Toiling for a goal, a prize, or an idea that is better than what you presently possess is a good thing. Such toil makes us stronger, smarter, wiser, and better overall. Even if we fail to reach the summit of what we were climbing toward, we will still walk away better off for having strained toward it. But this doesn’t hold true if what we are struggling, toiling, sweating, working and laboring for is not better. In fact, it can make us worse off — mostly by just making us tired, or dead to the good things in life that really matter. When we strive for something that isn’t better, it is like a fool searching for a pile of gold at the end of a rainbow. He’ll never find the end of the rainbow because there is no end, and there certainly is no gold. King Solomon argues that It is better to have a handful of quietness than to wrestle with the wind (Ecclesiastes 4:6). Doing so is meaningless toil that does not produce peace or fulfillment. Paul touches on the same thing when he says that godliness with contentment is great gain (1 Timothy 6:6). It is such a great gain because godliness, which is having a character like that of God, helps us to rightly prioritize our lives, and to strive for those things that matter.
How we prioritize has clear and definable consequences. If we prioritize twinkies, then we will become unhealthy. If we prioritize exercise, then we will become strong. If we prioritize knowledge, then we will become educated. If we prioritize wisdom, then we will apply the knowledge we educated ourselves with for the betterment of our lives, or for the solution of a problem. If we rightly prioritize God, then we will rightly prioritize everything else. Plus, we will have contentment.
Unfortunately, we tend to prioritize twinkies. That is we take something that tastes good, or looks good, or feels good, and we give it higher place than it ought to have. We then strive and work for the thing that has value to our flesh. In doing so, we value that thing too highly, and we discard other things that rightly belong in its place. We toil for a good thing, and lose the better things.

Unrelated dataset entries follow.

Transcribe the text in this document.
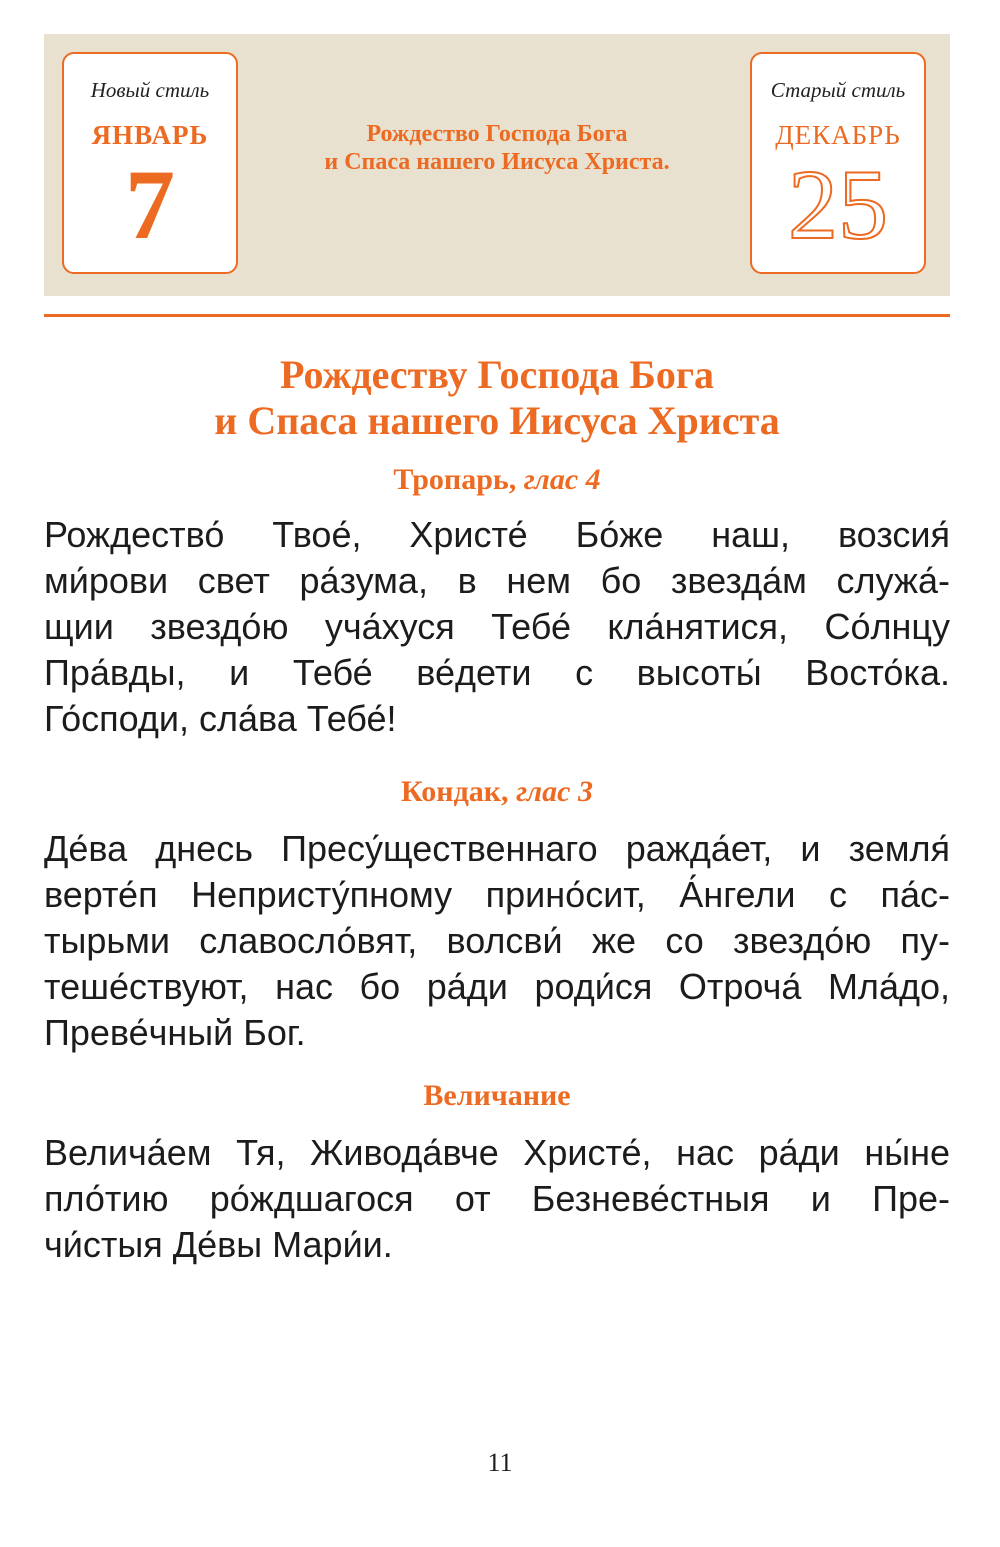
Новый стиль
ЯНВАРЬ
7
Рождество Господа Бога
и Спаса нашего Иисуса Христа.
Старый стиль
ДЕКАБРЬ
25
Рождеству Господа Бога
и Спаса нашего Иисуса Христа
Тропарь, глас 4
Рождество́ Твое́, Христе́ Бо́же наш, возсия́
ми́рови свет ра́зума, в нем бо звезда́м служа́-
щии звездо́ю уча́хуся Тебе́ кла́нятися, Со́лнцу
Пра́вды, и Тебе́ ве́дети с высоты́ Восто́ка.
Го́споди, сла́ва Тебе́!
Кондак, глас 3
Де́ва днесь Пресу́щественнаго ражда́ет, и земля́
верте́п Непристу́пному прино́сит, А́нгели с па́с-
тырьми славосло́вят, волсви́ же со звездо́ю пу-
теше́ствуют, нас бо ра́ди роди́ся Отроча́ Мла́до,
Преве́чный Бог.
Величание
Велича́ем Тя, Живода́вче Христе́, нас ра́ди ны́не
пло́тию ро́ждшагося от Безневе́стныя и Пре-
чи́стыя Де́вы Мари́и.
11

This creates a slippery slope. Once we take our first steps on to that slope where we value what feels good over what is fundamentally good, we begin to make idols and gods as we prioritize our pleasures, our fears, or expediency. We violate God’s command to have no other gods before him (Exodus 20:3). In part, God gives us such a command out of his love for us. We were designed to have him as our highest value, so when we prioritize things that are less than God, we miss out on not only what is better, but what is best. Thankfully, Jesus teaches us that if we put the Kingdom of God first, then God will add all other good things to us (Matthew 6:33). If you have read this far, take 15 minutes to review the major priorities of your life. Are you chasing after the wind, wrestling with it over things that are not best — or even not better? Is God recognizable as the chief priority? Is he recognizable as one of the top ten? How so?